"Any photo album owned by an user or a page or a group could be deleted," said Muthiyah, though he clarified later "photos which are public or the photos I could see," implying private photos as well if the attacker had permission to view the album. Security firm Sophos adds, "So long as [Muthiyah] had the photo album ID and permission to view the album he could delete it... Facebook album IDs are numeric, which means that guessing them is easy - you start with 1 and just keep going up. "
This was essentially a Graph API flaw in Facebook Android app which potentially allowed a target album to be deleted with its numbered ID. Facebook was quick to response on the reported vulnerability by Muthiyah and offered him $12,500 (approximately Rs. 7.76 lakhs) through Facebook's bug bounty program.
So how did that happen?
According to Muthiyah, while Facebook notes that its photo albums cannot be deleted using the album node in Graph API, he tried to delete one of his own photo albums with a Facebook for mobile access token using the same Graph API and it got deleted.
"I decided to try it with Facebook for mobile access token because we can see delete option for all photo albums in Facebook mobile application isn't it? Yeah and also it uses the same Graph API. so took a album id & Facebook for Android access token of mine and tried it," notes Muthiyah.
But when he tried the same for some other person's photo album with its album ID, it got deleted as well, "So, what's the next step? Took victim's album ID and tried to delete it. I was very curious to see the result. OMG the album got deleted!"

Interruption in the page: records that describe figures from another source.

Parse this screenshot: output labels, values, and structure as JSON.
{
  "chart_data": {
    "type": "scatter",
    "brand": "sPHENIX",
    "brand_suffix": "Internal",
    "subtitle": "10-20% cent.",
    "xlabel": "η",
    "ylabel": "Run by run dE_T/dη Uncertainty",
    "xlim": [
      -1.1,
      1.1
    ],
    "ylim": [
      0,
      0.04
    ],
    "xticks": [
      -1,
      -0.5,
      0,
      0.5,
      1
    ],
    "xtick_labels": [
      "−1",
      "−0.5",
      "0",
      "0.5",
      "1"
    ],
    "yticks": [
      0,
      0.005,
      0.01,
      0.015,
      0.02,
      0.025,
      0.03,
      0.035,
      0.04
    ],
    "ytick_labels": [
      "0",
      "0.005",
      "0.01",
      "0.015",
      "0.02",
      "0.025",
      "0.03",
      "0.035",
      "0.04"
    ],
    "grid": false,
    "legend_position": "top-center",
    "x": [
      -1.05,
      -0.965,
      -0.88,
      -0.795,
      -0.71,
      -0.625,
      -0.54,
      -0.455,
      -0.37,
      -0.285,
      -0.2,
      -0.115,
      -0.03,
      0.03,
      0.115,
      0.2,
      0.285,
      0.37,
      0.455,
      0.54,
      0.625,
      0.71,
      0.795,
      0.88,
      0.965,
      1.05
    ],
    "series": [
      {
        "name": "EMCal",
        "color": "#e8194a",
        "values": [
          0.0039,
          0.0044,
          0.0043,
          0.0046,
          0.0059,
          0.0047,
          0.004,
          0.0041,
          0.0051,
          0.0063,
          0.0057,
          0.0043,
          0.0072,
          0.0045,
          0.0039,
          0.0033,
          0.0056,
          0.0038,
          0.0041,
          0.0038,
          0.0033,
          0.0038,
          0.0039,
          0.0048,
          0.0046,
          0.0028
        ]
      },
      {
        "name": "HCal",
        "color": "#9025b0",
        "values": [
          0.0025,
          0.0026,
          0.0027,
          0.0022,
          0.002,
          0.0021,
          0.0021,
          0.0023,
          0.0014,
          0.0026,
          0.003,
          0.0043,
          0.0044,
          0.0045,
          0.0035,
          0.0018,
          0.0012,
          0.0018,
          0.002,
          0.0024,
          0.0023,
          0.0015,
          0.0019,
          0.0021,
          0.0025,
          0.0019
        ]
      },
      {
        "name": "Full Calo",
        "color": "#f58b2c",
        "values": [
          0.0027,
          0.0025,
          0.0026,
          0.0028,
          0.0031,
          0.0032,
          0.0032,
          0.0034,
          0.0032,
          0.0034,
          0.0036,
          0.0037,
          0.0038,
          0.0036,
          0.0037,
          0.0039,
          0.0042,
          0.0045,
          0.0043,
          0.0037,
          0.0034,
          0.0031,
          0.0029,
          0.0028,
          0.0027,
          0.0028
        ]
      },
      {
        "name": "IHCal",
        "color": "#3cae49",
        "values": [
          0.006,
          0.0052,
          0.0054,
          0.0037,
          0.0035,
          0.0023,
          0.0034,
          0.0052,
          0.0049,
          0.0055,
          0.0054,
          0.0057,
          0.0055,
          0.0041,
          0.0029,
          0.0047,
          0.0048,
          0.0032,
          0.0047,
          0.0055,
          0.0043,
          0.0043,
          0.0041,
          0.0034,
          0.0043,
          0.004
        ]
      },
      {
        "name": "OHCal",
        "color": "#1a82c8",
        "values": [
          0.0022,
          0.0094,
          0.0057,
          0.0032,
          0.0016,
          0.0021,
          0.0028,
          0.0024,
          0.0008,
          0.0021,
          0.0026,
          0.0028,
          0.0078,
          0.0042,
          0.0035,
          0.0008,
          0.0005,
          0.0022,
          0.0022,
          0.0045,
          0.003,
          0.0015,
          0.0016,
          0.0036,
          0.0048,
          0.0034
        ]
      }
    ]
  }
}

Luckily the bug has been fixed by Facebook, and Muthiyah played a true altruist by not trying to profit by it. Muthiyah said he "immediately reported this bug to Facebook security team." "They were too fast in identifying this issue and there was a fix in place in less than two hours from the acknowledgement of the report," he added.
Later, a Facebook representative also issued a statement on company's behalf, stating(via Sophos' Nakedsecurity blog), "We received a report about an issue with our Graph API and quickly fixed it within two hours of verifying the claims. To be clear, triggering this issue would have required knowledge of the ID of the target photo album, as well as permission to view the album based on the album's privacy settings. We'd like to thank the researcher who reported the issue to us through our bug bounty program."